There were 537 households, out of which 31.5% had children under the age of 18 living with them, 53.6% were married couples living together, 8.6% had a female householder with no husband present, and 32.6% were non-families. Of all households 30.5% were made up of individuals, and 17.1% had someone living alone who was 65 years of age or older. The average household size was 2.38 and the average family size was 2.96.

27.1% were under the age of 18, 6.5% from 18 to 24, 25.6% from 25 to 44, 20.5% from 45 to 64, and 20.3% were 65 years of age or older. The median age was 39 years. For every 100 females, there were 90.7 males. For every 100 females age 18 and over, there were 84.0 males.

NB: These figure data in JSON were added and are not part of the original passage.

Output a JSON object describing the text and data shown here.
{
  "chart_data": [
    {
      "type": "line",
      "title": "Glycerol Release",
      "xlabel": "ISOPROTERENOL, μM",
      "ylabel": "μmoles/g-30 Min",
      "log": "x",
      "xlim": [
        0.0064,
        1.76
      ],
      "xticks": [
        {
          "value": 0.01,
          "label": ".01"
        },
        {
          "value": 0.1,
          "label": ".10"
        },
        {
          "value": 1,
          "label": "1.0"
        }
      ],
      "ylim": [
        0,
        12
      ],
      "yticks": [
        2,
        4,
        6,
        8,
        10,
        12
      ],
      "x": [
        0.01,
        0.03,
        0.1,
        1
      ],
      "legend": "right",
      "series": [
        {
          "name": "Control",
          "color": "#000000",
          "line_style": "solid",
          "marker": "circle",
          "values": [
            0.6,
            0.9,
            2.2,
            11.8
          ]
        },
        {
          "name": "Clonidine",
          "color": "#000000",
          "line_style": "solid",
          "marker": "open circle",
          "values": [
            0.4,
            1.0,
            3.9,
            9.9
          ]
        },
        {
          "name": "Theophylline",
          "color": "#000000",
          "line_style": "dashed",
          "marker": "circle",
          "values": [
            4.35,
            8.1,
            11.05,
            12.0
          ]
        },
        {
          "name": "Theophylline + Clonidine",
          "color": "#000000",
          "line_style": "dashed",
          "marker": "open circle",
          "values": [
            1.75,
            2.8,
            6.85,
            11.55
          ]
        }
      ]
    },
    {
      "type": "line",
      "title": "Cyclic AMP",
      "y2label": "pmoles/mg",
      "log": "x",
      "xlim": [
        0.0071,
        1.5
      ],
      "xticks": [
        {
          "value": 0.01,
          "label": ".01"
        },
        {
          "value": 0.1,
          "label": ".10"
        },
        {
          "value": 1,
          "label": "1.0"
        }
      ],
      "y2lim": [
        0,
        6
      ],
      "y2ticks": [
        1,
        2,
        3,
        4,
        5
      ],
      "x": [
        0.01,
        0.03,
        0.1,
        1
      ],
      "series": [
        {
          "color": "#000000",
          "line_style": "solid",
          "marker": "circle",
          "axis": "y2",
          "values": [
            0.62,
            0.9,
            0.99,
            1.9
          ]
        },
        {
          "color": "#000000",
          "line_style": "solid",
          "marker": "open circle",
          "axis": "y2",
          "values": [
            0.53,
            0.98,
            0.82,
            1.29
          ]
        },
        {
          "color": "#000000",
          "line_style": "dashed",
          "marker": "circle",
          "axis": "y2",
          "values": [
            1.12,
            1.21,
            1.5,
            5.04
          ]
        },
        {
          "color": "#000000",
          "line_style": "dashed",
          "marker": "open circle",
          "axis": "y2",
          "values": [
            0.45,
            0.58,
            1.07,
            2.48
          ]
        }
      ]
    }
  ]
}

The median income for a household in the city was $34,444, and the median income for a family was $42,647. Males had a median income of $30,764 versus $22,353 for females. The per capita income for the city was $16,882. About 7.3% of families and 9.6% of the population were below the poverty line, including 13.6% of those under age 18 and 13.2% of those age 65 or over.

==Education==
The Tripoli Community School District operates local public schools.